Esta semana, à saída de uma reunião da CDU com o Movimento Erradicar a Pobreza, Paulo Raimundo disse com a-propósito: “precisamos, não de choques fiscais, mas sim de choques salariais”. É uma síntese bem formulada sobre um dos problemas centrais do país. As políticas de baixos salários tornam acidentada a vida de grande parte dos portugueses: provocam um nível de vida carregado de privações materiais, culturais e de participação cívica; sujeitam a juventude à emigração forçada exaurindo o país nos planos demográfico e económico; geram revoltas e frustrações que desacreditam a democracia; e vão cavando mais e mais desigualdades e pobreza.
Quase todos os atores políticos e económicos afirmam ser necessário o crescimento dos salários. Existem pronunciamentos (até do presidente da CIP em várias entrevistas) que convergem na constatação de que o valor médio dos salários de quem trabalha em Portugal devia estar entre 15% e 20% acima do seu valor atual. Contudo, os salários reais não têm crescido. A fragilidade da negociação coletiva que se arrasta, com pequenas oscilações, desde 2003 e as manipulações mais recentes (de setores patronais e do Governo) visando substituir o conceito de salário pelo de rendimento disponível por trabalhador têm atropelado as hipóteses de se pôr em marcha a melhoria dos salários.
Não é nova a ideia do “choque fiscal” como cura de todos os males, também dos salários baixos. Em 2002 o PSD anunciou o seu “choque”, mas tudo terminou reduzido ao aumento do IVA pouco tempo depois. Entretanto, foi cirúrgico nas alterações à legislação laboral para alavancar políticas de desvalorização salarial.

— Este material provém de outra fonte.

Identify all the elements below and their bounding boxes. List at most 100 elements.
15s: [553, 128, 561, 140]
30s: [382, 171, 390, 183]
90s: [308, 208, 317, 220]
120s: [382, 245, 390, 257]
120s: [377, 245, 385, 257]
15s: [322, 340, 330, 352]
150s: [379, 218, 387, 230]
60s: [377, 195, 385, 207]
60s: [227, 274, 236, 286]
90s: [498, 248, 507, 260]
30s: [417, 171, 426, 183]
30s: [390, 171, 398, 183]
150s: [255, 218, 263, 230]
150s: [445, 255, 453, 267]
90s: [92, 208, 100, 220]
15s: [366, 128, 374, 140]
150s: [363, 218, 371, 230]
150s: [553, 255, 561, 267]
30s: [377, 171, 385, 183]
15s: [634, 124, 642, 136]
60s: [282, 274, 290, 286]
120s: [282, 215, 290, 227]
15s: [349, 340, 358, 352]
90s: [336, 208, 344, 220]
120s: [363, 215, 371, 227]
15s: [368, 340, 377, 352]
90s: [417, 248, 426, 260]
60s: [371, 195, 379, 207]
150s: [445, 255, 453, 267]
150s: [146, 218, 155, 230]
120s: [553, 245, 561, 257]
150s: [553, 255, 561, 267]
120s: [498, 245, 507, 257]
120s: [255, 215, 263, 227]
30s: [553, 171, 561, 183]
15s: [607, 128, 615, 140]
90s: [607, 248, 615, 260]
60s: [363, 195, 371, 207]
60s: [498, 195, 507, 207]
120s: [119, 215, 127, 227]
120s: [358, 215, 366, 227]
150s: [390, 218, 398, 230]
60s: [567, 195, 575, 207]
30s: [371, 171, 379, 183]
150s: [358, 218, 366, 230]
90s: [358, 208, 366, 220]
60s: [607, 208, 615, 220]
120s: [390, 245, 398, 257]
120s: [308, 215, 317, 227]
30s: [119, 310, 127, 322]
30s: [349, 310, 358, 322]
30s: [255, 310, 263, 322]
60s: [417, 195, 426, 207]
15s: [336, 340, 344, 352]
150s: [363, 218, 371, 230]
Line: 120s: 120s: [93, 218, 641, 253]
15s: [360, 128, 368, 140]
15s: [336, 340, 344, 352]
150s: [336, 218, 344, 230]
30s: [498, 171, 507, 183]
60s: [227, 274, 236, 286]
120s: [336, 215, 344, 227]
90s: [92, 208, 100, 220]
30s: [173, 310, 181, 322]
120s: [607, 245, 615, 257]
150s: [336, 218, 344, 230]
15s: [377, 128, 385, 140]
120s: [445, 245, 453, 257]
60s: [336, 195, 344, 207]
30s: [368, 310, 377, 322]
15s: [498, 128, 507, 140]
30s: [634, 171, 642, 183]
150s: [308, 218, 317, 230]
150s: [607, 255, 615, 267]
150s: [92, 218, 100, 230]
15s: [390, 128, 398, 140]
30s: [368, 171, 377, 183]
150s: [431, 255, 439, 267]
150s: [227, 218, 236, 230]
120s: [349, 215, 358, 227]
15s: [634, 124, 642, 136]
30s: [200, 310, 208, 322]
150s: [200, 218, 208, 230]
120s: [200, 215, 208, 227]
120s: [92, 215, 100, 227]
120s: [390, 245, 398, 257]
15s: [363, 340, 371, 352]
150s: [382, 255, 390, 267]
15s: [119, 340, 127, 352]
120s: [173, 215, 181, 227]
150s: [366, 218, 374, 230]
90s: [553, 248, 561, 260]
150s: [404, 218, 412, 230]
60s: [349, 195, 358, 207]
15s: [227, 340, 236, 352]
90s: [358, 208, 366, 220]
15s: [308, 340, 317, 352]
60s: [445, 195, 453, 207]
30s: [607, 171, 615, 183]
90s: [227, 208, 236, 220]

Na atual campanha eleitoral, o PSD acompanhado de toda a Direita, recupera as propostas da CIP de falsos aumentos salariais. O truque assenta em duas manobras: i) o Estado, aplicando o “choque fiscal”, abdica de receber impostos sobre o trabalho e os trabalhadores abdicam de parte das suas pensões futuras - pormenor de que os promotores se esquecem sempre de explicar; ii) os trabalhadores aceitam substituir aumentos salariais contratuais, que os empresários não podem pôr em causa unilateralmente (nem nenhum tribunal), por prémios e contrapartidas que os patrões podem reverter a qualquer momento (e a que os tribunais não se poderão opor) invocando dificuldades das empresas, verdadeiras ou falsas.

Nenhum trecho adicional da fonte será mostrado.